O ICMBio vê essa iniciativa com muita preocupação, pois a eventual aprovação deste projeto pode abrir precedentes perigosos para iniciativas semelhantes serem apresentadas, visando diminuir o tamanho de outras áreas protegidas no país. O desmembramento pretendido pelos projetos de lei vai na contramão da necessidade de proteção da área de Mata Atlântica, que motivou a criação do PNT.
Além disso, o PL 3.490/2024 quer dar uma área pública, que é parte uma Unidade de Conservação Federal, para dar para uma entidade privada, o que coloca diretamente em risco o interesse público.
A Igreja recebeu, apenas em 2024, cerca de R$ 11 milhões, provenientes dos ingressos para o Corcovado, para garantir a manutenção da estátua e da capela. De cada ingresso vendido para acessar o Alto Corcovado, a Igreja recebe R$ 6,00 (valor referente a 2024).
Os autores deste PL falam em “conflitos frequentes entre a Arquidiocese e o ICMBio”. Mas, fica omitido no texto do projeto que já existe, há anos, um termo de compromisso, assinado entre a Mitra Arquiepiscopal e o ICMBio, onde ela tem ampla autonomia no Alto Corcovado, desde acessar a hora que quiser até a realização de eventos, sejam religiosos ou de outra natureza, inclusive.
Sobre os questionamentos do PL à eficiência da gestão do ICMBio, é importante reforçar que, desde dezembro de 2024, pela primeira vez, o Parque Nacional da Tijuca passou a ter recursos de aplicação direta na melhoria da UC e já implementou melhorias, como uma UTI Móvel completa no Alto Corcovado, posto de hidratação e obras de reforço da estrutura que sustenta o platô de visitação do Cristo.

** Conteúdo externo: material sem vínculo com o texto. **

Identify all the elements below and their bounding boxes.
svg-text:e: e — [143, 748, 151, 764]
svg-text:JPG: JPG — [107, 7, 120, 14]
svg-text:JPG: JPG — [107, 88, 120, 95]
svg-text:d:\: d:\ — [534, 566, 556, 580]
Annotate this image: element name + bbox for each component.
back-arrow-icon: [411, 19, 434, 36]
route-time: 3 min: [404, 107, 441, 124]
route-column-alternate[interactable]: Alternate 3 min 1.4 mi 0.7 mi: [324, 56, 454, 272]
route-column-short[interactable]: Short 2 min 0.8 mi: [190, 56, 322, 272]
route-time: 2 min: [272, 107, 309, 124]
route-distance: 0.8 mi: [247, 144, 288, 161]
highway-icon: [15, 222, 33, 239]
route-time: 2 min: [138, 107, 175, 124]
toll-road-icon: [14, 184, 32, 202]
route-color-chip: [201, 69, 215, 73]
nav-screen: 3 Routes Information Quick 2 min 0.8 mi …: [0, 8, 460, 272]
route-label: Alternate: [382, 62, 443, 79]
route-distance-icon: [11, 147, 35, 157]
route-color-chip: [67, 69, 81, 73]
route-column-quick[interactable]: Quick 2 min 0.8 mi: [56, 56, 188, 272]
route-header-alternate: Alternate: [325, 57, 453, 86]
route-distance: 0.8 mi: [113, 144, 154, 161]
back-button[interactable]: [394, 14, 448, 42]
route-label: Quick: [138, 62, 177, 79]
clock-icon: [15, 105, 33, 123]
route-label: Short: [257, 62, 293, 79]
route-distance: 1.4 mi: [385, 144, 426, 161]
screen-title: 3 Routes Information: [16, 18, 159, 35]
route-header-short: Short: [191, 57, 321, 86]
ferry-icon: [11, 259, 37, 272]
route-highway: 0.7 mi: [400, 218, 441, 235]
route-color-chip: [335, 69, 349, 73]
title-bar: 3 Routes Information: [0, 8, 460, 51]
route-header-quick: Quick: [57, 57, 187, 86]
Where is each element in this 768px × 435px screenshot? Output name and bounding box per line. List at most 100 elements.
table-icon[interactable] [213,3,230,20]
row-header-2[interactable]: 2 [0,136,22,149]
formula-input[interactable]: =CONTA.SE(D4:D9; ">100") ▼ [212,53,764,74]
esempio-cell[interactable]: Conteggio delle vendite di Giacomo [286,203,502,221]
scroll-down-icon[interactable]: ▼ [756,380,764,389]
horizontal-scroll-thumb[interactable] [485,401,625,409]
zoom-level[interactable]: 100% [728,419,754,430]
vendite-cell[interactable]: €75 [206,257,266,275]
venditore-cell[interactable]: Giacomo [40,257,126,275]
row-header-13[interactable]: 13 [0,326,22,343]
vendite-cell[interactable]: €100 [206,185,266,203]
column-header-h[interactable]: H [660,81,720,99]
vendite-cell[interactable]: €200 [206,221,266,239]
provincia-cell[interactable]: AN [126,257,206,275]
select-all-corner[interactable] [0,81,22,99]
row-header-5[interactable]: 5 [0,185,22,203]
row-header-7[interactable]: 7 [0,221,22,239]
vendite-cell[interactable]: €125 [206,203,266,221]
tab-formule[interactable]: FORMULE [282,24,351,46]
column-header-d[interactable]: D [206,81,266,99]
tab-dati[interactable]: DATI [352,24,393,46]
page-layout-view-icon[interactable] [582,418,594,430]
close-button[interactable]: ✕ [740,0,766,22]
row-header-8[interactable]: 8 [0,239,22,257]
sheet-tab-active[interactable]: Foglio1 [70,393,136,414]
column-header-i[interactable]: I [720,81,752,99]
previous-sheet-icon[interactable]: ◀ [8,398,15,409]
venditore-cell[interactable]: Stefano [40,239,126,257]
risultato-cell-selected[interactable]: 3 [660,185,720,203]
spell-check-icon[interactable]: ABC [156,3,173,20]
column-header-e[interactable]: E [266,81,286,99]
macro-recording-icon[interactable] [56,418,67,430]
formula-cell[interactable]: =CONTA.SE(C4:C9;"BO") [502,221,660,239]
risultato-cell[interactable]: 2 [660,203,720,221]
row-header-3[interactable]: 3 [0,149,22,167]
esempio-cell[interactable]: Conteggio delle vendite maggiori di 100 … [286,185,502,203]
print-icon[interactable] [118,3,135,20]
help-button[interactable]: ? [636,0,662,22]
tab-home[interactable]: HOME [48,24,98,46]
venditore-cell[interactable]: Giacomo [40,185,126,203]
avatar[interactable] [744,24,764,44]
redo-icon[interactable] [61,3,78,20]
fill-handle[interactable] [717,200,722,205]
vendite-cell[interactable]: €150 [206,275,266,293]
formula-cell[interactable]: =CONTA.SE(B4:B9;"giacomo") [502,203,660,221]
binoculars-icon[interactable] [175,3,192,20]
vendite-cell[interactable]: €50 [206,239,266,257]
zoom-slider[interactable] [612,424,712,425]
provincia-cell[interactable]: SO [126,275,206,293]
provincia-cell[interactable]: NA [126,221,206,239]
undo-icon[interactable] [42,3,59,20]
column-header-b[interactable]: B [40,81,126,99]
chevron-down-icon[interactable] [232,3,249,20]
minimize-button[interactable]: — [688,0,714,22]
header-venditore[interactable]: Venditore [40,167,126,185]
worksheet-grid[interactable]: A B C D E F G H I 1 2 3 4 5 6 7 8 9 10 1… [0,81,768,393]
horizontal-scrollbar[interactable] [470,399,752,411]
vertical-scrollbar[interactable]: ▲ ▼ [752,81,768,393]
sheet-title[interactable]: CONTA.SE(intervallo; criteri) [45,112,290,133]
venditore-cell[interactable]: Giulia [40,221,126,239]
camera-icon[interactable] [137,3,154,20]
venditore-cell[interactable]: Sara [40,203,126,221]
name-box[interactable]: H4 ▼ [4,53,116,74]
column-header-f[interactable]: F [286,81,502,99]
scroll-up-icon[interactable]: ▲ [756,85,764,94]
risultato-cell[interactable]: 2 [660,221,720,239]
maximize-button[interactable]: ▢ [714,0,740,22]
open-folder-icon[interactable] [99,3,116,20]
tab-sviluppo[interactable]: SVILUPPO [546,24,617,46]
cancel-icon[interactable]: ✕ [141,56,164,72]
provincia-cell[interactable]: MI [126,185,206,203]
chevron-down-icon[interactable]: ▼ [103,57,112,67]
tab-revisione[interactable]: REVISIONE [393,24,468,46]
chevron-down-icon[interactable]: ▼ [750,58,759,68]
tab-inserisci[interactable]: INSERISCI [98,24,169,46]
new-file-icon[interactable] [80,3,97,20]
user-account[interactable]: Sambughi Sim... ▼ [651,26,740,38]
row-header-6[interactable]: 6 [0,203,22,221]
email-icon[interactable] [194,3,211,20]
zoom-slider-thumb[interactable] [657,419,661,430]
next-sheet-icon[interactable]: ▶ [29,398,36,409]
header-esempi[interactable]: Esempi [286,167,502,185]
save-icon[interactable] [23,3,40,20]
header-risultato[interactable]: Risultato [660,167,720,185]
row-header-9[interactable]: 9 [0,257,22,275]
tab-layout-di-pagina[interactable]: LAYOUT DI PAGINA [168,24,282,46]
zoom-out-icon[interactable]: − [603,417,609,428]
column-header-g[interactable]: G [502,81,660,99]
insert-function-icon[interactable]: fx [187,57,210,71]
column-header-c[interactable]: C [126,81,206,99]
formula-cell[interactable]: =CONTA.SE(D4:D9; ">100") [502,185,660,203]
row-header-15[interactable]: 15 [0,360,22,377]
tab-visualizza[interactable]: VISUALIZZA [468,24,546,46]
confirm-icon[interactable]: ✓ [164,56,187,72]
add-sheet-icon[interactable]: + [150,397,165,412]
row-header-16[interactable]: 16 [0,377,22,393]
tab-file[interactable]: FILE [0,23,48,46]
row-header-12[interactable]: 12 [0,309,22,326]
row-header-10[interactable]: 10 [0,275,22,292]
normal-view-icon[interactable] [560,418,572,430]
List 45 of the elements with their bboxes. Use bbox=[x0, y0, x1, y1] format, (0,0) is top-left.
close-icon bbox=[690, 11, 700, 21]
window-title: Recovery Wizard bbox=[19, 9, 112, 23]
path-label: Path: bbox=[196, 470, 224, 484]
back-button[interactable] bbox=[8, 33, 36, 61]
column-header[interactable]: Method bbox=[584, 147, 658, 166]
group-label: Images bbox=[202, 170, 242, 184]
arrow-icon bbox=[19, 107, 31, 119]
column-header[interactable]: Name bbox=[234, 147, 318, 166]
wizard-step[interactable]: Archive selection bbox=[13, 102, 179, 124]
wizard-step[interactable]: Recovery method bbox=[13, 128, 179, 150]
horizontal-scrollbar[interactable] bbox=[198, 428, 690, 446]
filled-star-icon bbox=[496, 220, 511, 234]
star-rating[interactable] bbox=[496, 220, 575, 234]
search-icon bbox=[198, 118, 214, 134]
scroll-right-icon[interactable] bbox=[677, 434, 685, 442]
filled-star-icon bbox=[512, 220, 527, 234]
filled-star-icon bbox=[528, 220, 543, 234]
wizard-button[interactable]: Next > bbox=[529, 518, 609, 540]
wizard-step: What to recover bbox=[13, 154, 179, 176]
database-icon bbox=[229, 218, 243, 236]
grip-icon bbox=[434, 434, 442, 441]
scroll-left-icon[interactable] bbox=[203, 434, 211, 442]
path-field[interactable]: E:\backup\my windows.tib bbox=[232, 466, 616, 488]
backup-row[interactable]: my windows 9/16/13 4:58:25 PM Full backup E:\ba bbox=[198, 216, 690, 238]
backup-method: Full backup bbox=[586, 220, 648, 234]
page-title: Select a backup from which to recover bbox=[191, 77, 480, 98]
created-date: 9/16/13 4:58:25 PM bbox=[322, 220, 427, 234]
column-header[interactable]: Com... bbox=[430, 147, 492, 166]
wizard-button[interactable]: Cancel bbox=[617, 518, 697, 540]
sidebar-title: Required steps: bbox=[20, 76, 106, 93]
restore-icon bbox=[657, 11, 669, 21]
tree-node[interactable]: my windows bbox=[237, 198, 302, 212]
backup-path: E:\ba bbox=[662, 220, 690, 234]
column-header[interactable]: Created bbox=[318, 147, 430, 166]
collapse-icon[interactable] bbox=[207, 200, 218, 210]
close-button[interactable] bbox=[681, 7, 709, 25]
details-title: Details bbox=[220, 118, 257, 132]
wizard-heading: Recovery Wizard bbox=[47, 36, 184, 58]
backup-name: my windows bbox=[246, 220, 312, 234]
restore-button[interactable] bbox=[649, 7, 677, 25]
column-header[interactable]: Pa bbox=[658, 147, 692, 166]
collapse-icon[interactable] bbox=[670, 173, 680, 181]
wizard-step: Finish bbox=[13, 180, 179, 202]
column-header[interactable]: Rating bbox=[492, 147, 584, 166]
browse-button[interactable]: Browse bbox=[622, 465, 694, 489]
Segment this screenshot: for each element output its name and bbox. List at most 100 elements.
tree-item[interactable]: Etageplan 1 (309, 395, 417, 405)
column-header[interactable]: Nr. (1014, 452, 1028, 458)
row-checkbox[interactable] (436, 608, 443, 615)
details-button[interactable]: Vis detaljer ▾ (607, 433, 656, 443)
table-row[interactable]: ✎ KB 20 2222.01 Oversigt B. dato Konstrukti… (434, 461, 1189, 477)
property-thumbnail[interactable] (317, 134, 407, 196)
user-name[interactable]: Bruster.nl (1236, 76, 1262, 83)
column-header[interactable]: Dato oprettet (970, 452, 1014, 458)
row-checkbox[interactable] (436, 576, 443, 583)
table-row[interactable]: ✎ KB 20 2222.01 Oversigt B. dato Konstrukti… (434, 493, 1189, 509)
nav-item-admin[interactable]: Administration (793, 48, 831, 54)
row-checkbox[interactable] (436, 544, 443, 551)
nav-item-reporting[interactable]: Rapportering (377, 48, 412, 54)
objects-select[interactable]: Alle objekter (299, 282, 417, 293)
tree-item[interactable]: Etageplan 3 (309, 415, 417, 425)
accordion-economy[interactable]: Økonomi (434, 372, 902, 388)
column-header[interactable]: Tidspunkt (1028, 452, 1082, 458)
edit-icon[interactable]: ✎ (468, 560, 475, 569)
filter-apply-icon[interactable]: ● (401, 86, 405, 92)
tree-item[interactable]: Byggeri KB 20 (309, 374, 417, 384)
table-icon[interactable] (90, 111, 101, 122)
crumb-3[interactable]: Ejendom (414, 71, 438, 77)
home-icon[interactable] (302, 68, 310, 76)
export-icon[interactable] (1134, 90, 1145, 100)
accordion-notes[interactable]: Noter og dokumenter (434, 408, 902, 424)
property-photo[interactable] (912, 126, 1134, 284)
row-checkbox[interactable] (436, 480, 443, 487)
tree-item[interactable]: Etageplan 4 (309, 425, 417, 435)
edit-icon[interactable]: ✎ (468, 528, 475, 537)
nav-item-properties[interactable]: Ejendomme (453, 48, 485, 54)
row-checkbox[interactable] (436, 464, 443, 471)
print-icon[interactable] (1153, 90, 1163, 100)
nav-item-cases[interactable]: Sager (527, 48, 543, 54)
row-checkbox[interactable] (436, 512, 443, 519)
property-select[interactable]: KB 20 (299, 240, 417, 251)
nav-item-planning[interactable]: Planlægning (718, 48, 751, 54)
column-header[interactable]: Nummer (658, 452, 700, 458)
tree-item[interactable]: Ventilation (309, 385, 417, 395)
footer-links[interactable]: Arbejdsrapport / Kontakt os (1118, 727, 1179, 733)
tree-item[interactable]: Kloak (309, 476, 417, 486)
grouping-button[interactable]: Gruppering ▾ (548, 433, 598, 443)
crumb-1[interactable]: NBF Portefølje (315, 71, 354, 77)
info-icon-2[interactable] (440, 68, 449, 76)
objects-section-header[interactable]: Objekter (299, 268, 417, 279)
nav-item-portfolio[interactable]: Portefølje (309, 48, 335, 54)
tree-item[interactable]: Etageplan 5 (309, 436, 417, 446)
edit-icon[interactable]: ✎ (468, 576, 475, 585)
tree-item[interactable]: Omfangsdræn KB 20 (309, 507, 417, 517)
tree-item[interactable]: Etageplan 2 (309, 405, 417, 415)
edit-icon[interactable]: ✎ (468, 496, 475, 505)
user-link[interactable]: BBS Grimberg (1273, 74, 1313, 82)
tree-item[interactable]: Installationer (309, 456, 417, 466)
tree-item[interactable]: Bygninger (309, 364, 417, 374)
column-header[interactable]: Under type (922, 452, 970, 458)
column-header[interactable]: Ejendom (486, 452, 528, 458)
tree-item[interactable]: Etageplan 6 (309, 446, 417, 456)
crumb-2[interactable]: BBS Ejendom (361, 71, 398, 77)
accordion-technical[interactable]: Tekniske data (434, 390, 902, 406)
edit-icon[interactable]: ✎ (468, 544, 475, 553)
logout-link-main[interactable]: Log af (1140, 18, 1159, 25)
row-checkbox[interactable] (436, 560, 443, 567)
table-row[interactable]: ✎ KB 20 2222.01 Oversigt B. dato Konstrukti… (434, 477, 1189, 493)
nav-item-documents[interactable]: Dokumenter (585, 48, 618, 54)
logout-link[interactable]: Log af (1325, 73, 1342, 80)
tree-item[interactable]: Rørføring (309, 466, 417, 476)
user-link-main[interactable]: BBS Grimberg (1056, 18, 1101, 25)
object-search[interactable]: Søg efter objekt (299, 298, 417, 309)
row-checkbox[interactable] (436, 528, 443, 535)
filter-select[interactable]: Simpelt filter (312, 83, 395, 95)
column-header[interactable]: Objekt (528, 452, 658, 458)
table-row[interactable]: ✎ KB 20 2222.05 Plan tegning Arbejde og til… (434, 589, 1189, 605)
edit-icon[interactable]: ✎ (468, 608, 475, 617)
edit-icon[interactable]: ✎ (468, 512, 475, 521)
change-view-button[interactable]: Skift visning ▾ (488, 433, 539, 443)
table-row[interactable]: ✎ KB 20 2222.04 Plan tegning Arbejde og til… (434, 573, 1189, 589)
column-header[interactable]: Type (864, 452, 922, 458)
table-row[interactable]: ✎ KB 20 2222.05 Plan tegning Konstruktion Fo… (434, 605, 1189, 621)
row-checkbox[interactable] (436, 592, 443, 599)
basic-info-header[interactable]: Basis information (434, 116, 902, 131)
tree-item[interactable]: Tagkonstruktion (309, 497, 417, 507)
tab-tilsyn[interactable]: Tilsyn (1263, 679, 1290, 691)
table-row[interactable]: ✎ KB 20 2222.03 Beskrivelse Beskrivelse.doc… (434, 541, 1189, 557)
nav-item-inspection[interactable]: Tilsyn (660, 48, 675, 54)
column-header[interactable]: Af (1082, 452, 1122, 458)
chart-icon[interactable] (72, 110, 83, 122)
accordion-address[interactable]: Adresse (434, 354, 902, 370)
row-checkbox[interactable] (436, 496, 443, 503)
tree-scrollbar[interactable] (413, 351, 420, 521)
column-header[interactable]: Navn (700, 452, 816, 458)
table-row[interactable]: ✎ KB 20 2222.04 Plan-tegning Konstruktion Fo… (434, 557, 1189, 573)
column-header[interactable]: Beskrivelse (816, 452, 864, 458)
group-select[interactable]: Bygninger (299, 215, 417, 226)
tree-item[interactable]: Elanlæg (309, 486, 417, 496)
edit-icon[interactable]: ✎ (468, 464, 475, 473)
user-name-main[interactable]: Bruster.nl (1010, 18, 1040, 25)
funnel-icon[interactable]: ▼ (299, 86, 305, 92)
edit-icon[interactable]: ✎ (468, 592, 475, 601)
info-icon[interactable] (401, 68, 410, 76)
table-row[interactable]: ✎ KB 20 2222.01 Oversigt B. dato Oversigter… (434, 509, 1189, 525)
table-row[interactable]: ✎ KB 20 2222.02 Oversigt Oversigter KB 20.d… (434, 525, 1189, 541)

O ICMBio vai investir cerca de R$ 25 milhões, por ano, na revitalização e acessibilidade daquela área, com novas escadas rolantes com plano inclinado para PcDs, três novos elevadores de última geração e reforma do espaço de acesso a esses equipamentos, dois banheiros acessíveis e quatro ilhas de hidratação, também com acessibilidade.”